For an external DS repository, configures the connection to the DS instance. For example:

"ldapConnectionFactories": {
  "bind": {
    "connectionSecurity": "startTLS",
    "heartBeatIntervalSeconds": 60,
    "heartBeatTimeoutMilliSeconds": 10000,
    "primaryLdapServers": [
      {
        "hostname": "localhost",
        "port": 31389
      }
    ],
    "secondaryLdapServers": []
  },
  "root": {
    "inheritFrom": "bind",
    "authentication": {
      "simple": { "bindDn": "uid=admin", "bindPassword": "password" }
    }
  }
}

The connection to the DS repository uses the DS REST2LDAP gateway and the ldapConnectionFactories property sets the gateway configuration. For example, the secondaryLdapServers property specifies an array of LDAP servers that the gateway can contact if the primary LDAP servers cannot be contacted.
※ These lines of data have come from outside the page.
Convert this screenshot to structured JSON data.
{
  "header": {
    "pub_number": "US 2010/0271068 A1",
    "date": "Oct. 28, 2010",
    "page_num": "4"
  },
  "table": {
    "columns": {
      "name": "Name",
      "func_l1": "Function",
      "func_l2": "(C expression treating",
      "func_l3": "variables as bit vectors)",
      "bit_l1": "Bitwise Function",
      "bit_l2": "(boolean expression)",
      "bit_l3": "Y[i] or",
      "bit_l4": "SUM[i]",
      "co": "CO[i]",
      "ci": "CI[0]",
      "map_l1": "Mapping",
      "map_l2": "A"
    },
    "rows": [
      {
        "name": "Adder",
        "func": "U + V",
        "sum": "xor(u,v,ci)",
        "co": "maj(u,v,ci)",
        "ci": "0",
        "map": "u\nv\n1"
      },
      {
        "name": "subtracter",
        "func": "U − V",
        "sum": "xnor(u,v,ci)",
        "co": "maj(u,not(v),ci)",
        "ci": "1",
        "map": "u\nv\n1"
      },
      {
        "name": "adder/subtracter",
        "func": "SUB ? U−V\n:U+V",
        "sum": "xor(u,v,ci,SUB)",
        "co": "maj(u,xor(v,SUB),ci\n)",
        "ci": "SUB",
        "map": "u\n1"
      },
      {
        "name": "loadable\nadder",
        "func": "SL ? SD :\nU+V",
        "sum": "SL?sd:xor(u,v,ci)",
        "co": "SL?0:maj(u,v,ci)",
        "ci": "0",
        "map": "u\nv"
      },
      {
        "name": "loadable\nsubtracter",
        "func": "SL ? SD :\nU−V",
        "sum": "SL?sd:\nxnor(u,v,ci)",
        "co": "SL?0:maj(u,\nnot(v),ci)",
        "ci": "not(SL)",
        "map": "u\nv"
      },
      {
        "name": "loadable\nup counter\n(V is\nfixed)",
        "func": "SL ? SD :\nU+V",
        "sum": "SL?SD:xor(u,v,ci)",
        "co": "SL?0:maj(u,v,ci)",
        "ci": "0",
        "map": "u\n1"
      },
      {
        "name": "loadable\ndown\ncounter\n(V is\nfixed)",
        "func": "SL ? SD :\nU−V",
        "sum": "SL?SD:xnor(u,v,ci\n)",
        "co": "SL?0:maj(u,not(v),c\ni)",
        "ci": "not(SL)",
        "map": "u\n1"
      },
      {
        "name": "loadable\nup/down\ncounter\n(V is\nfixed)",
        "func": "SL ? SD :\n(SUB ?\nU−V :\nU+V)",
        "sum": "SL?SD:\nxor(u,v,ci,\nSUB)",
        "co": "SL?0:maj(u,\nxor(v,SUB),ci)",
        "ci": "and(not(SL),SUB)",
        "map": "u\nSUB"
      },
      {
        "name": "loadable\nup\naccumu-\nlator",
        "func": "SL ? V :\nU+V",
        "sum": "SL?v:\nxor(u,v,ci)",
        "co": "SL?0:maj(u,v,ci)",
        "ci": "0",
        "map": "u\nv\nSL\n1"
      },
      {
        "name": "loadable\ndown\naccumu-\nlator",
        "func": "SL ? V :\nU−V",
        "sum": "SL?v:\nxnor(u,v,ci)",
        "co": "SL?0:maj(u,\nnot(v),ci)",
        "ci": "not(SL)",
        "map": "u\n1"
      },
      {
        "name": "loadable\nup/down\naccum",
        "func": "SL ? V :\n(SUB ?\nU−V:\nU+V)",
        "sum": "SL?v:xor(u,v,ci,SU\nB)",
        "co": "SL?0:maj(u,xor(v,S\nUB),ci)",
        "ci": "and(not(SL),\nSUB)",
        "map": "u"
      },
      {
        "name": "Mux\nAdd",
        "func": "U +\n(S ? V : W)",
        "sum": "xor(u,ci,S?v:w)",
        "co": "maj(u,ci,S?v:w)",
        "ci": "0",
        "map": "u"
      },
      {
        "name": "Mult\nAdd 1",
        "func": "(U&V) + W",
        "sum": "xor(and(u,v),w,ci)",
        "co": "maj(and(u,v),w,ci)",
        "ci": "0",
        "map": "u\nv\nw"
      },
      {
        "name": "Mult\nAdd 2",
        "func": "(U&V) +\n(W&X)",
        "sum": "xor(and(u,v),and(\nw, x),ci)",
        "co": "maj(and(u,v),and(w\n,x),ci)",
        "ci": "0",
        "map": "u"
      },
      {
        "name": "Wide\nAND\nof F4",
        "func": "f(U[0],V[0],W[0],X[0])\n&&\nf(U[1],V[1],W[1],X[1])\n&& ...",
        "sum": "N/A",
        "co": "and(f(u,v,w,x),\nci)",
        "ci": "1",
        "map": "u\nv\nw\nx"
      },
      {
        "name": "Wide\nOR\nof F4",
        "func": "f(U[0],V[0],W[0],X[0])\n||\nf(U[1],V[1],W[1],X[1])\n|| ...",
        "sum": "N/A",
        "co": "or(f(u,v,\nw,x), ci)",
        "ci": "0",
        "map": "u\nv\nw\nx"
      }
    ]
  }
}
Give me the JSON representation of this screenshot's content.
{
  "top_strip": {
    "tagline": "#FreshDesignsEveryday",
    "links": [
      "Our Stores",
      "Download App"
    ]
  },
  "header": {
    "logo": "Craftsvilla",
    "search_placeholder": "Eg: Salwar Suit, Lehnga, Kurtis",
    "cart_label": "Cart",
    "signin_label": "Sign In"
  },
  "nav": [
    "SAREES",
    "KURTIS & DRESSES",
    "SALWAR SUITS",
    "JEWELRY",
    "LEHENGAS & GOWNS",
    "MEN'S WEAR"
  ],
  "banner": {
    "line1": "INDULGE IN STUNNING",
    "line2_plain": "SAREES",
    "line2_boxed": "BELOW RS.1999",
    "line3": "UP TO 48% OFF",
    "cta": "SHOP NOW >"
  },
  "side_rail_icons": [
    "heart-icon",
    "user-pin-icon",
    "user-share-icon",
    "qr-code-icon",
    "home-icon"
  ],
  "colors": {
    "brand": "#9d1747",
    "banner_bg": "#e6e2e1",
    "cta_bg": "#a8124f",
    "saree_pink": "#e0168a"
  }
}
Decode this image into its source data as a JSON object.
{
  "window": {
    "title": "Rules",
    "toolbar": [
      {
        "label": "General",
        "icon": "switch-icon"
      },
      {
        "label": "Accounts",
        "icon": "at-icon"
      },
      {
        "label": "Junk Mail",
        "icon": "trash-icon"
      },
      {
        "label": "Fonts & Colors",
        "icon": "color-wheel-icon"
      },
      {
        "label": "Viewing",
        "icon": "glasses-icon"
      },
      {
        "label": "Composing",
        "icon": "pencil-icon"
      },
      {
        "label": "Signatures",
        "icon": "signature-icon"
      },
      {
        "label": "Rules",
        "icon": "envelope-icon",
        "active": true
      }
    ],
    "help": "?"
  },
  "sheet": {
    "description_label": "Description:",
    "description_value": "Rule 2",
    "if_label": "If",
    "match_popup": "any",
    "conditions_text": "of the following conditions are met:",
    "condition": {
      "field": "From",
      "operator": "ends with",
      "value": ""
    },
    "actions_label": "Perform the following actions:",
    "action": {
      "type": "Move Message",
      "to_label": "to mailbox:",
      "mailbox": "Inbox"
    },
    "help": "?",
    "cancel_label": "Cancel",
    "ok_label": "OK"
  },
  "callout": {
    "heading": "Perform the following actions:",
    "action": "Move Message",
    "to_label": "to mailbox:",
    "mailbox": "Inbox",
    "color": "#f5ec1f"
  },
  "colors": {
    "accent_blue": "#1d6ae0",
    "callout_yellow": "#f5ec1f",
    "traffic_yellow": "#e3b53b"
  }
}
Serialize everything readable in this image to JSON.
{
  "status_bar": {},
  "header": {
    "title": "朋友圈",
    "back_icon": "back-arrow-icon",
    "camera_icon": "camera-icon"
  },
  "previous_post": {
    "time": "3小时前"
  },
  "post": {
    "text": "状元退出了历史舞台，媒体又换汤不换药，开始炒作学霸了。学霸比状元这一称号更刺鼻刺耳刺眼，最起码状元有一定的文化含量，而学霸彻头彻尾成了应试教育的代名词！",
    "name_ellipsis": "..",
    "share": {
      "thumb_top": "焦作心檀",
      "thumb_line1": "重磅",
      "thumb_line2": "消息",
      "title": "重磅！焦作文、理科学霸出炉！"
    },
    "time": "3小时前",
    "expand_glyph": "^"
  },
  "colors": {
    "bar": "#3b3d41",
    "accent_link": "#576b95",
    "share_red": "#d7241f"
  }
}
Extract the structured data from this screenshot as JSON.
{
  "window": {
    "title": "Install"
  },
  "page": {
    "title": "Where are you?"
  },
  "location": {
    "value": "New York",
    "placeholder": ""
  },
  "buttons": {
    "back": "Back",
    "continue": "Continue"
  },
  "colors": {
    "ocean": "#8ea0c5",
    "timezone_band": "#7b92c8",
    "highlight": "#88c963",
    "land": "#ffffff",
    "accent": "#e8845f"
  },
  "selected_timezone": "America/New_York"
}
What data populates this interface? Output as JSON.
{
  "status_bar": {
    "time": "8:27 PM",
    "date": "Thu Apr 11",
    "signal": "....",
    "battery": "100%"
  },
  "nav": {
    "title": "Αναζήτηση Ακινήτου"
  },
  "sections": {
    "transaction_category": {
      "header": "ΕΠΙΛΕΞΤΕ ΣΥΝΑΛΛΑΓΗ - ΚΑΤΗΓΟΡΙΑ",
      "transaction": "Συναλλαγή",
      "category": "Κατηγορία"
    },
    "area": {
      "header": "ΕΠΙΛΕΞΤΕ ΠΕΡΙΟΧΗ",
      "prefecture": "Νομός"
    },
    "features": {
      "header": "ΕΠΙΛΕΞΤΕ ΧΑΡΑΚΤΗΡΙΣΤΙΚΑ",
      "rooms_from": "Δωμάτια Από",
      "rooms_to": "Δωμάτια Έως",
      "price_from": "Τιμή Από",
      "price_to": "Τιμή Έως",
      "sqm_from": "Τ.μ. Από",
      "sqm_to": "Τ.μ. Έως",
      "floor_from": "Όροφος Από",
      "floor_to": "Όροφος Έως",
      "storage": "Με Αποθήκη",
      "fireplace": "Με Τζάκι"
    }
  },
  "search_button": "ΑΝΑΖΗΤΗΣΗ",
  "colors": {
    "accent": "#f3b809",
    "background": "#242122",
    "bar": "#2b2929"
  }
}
For information on all the gateway configuration properties, refer to Gateway Configuration in the DS REST API Guide.

queries

Predefined queries that can be referenced from the configuration. For a DS repository, all predefined queries are really filtered queries (using the _queryFilter parameter), for example:

"query-all-ids": {
    "_queryFilter": "true",
    "_fields": "_id,_rev"
}

The queries are divided between those for generic mappings and those for explicit mappings, but the queries themselves are the same for both mapping types.

commands

Specific commands configured to manage the repository over the REST interface. Currently, only two commands are included by default:

  • delete-mapping-links

  • delete-target-ids-for-recon

Both of these commands assist with removing stale reconciliation audit information from the repository, and preventing the repository from growing too large.

rest2LdapOptions

Specifies the configuration for accessing the LDAP data stored in DS. For more information, refer to Gateway REST2LDAP Configuration in the DS REST API Guide.

indices

For generic mappings, enables you to set up LDAP indices on custom object properties. For more information, refer to Improving Generic Mapping Search Performance (DS).

schemaProviders

For generic mappings, enables you to list custom objects whose properties should be indexed. For more information, refer to Improving Generic Mapping Search Performance (DS).

resourceMapping

Defines the mapping between IDM resource URIs (for example, managed/user) and the DS directory tree. The structure of the resource mapping object is as follows:

{
    "resourceMapping" : {
        "defaultMapping": {
            "dnTemplate": "ou=generic,dc=openidm,dc=forgerock,dc=com"
        },
        "explicitMapping" : {...},
        "genericMapping" : {...}
    }
}

The default mapping object represents a default generic organizational unit (ou) in which any resource that does not have a more specific mapping is stored.

The generic and explicit mapping objects are described in Object mappings.